Selon des échanges rapportés en séance, le chef du gouvernement est intervenu après la présentation de la ministre de la Justice Yassine Fall, à laquelle il a directement adressé de vives interpellations sur l’efficacité du système judiciaire face aux affaires de gestion présumée irrégulière.
Le Premier ministre a remis en cause le rythme des procédures et l’absence de suites judiciaires dans plusieurs dossiers sensibles, évoquant un sentiment d’impunité persistant. Il a notamment estimé que des ressources publiques importantes auraient été détournées sans que des décisions judiciaires concrètes ne soient encore visibles, ce qui, selon lui, fragilise la crédibilité de l’action publique.
Dans son intervention, Ousmane Sonko a insisté sur la nécessité de situer les responsabilités à tous les niveaux, qu’il s’agisse d’anciens ou d’actuels responsables administratifs et politiques.

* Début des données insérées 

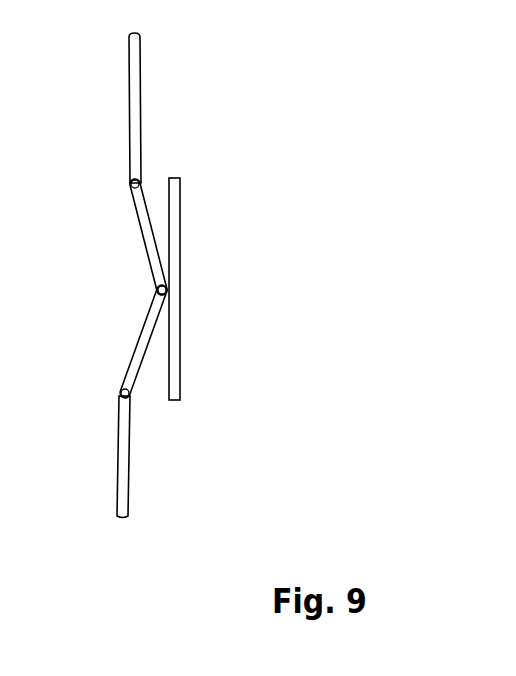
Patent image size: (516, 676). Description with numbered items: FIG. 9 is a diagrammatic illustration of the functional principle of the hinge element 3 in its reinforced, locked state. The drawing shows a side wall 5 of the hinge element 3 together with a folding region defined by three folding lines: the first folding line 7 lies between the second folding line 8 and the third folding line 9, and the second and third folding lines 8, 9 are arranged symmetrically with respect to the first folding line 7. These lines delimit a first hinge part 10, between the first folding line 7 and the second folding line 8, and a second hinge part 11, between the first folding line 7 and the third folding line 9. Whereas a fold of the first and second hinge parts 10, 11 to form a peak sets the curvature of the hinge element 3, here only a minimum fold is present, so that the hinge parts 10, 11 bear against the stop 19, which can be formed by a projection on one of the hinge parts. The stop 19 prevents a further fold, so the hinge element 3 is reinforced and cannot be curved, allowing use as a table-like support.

The hinge element 3 is at (280, 101).
The side wall 5 is at (135, 77).
The first folding line 7 is at (157, 290).
The second folding line 8 is at (130, 183).
The third folding line 9 is at (120, 392).
The first hinge part 10 is at (147, 233).
The second hinge part 11 is at (145, 340).
The stop 19 is at (175, 247).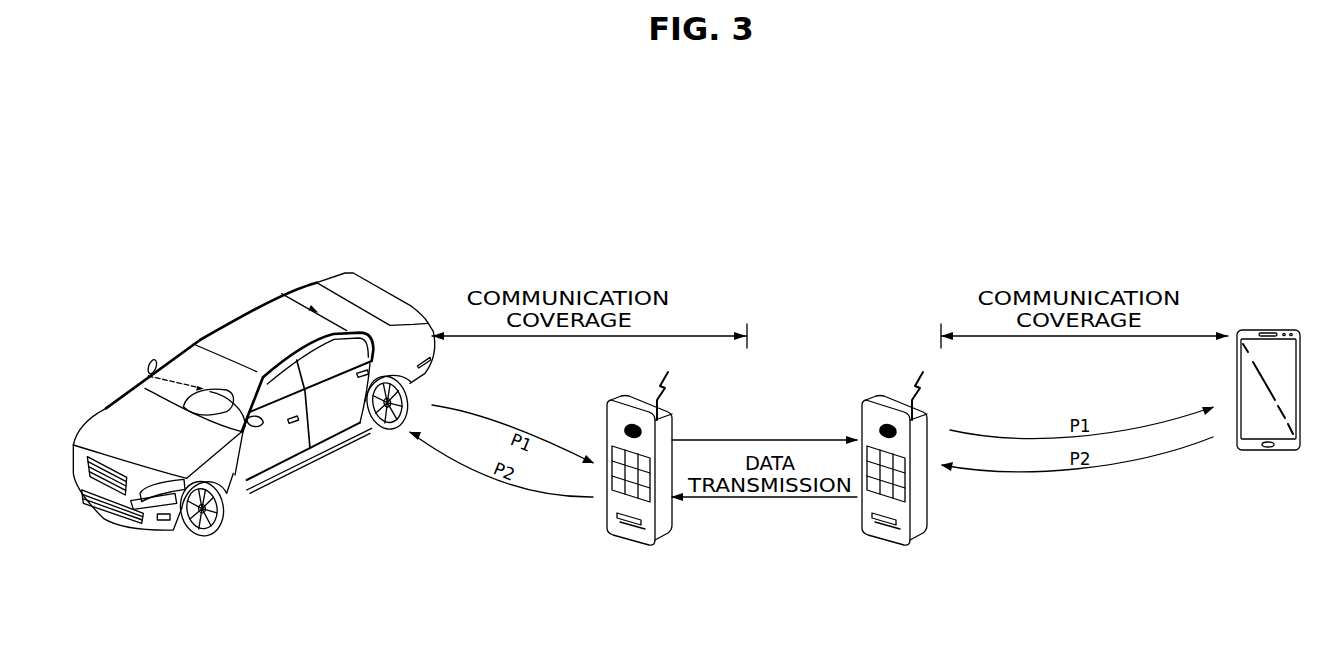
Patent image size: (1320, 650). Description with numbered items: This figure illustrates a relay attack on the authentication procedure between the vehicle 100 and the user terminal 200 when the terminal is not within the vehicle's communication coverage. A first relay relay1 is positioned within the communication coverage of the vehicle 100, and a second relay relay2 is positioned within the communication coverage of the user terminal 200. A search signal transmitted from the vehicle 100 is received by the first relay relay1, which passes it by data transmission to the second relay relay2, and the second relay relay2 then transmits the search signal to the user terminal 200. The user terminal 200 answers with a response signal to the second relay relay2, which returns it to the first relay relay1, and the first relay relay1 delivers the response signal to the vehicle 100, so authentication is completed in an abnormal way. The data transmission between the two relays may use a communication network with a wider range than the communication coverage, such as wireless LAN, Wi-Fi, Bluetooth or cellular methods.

The vehicle 100 is at (254, 316).
The user terminal 200 is at (1266, 330).
The first relay relay1 is at (672, 511).
The second relay relay2 is at (927, 498).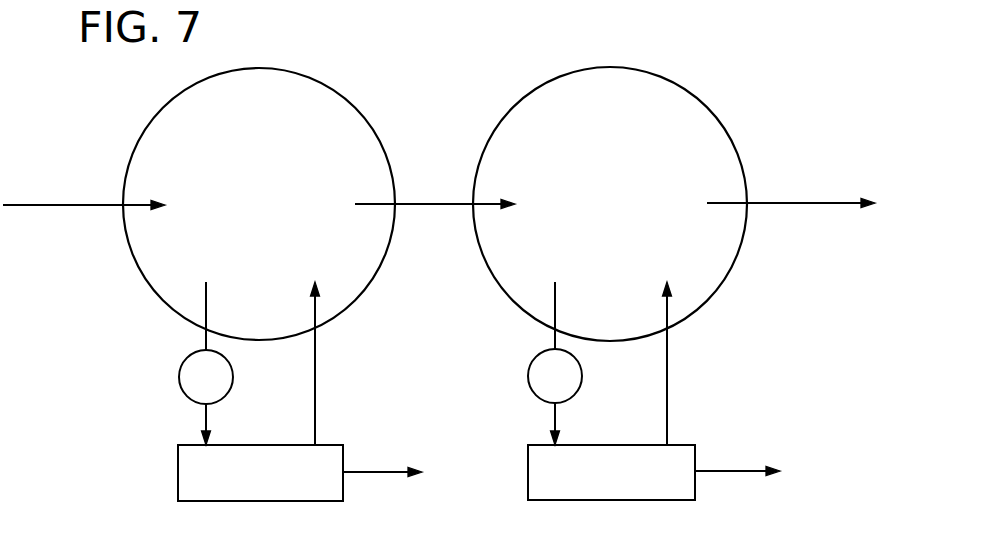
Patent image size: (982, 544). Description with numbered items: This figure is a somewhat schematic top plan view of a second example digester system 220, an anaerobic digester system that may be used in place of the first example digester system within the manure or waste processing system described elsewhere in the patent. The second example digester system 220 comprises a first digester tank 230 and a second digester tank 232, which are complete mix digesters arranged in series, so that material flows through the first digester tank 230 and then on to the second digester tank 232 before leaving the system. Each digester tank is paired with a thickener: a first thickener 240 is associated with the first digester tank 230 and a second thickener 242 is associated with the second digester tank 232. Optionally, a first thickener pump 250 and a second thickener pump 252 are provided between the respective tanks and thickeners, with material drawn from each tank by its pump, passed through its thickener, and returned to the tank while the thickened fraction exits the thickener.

The second example digester system 220 is at (108, 105).
The first digester tank 230 is at (148, 160).
The second digester tank 232 is at (500, 157).
The first thickener 240 is at (190, 470).
The second thickener 242 is at (558, 490).
The first thickener pump 250 is at (185, 370).
The second thickener pump 252 is at (538, 368).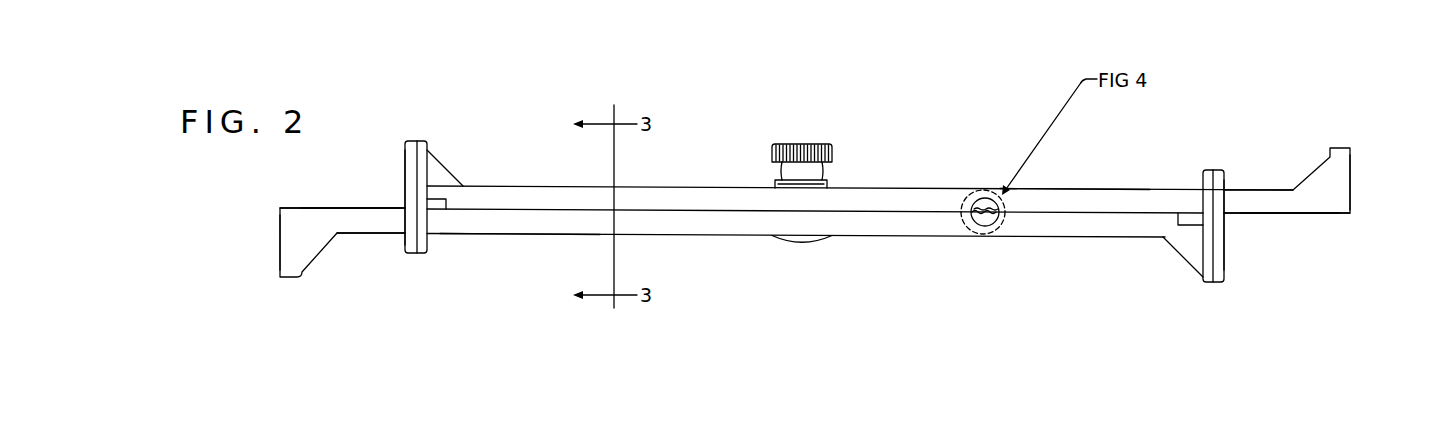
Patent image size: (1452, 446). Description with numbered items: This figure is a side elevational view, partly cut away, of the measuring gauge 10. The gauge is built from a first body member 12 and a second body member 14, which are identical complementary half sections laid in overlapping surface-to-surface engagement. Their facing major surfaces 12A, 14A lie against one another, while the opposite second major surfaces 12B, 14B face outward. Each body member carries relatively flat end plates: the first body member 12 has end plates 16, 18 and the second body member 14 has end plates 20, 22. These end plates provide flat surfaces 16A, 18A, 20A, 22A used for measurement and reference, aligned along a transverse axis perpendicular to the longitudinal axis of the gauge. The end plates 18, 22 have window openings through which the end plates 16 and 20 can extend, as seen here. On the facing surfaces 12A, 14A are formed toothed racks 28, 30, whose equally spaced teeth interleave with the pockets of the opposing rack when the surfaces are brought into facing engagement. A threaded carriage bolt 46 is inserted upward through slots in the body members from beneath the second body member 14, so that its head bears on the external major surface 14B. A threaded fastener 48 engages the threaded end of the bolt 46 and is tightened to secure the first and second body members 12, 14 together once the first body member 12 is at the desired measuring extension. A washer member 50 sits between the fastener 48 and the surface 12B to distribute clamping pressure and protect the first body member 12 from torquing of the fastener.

The measuring gauge 10 is at (895, 93).
The first body member 12 is at (898, 195).
The major surface of first body member 12A is at (1288, 215).
The second major surface of first body member 12B is at (1072, 187).
The second body member 14 is at (900, 230).
The major surface of second body member 14A is at (357, 208).
The second major surface of second body member 14B is at (485, 237).
The end plate 16 is at (1338, 158).
The flat surface of end plate 16A is at (1353, 180).
The end plate 18 is at (413, 139).
The flat surface of end plate 18A is at (405, 162).
The end plate 20 is at (287, 258).
The flat surface of end plate 20A is at (280, 244).
The end plate 22 is at (1217, 262).
The flat surface of end plate 22A is at (1225, 238).
The toothed rack 28 is at (990, 227).
The toothed rack 30 is at (980, 203).
The threaded carriage bolt 46 is at (807, 242).
The threaded fastener 48 is at (772, 152).
The washer member 50 is at (775, 183).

Il a également alerté sur ce qu’il qualifie de dysfonctionnements persistants dans la chaîne judiciaire, allant jusqu’à évoquer une forme de blocage structurel dans le traitement de certains dossiers.
En réponse, la ministre de la Justice a assuré que son département travaille activement à faire avancer les procédures en cours. Elle a rappelé l’engagement des services judiciaires à poursuivre les personnes impliquées lorsque les éléments le permettent, malgré des contraintes institutionnelles et opérationnelles.
Le Premier ministre a toutefois maintenu la pression, appelant à une accélération des procédures et à une plus grande transparence dans le suivi des dossiers. Il a souligné que la reddition des comptes constitue, selon lui, un pilier central du mandat des autorités actuelles.
En clôturant son intervention, Ousmane Sonko a réaffirmé que les dossiers judiciaires relèvent de l’intérêt général et doivent, selon lui, être traités avec rigueur et célérité, afin de préserver la confiance des citoyens dans les institutions.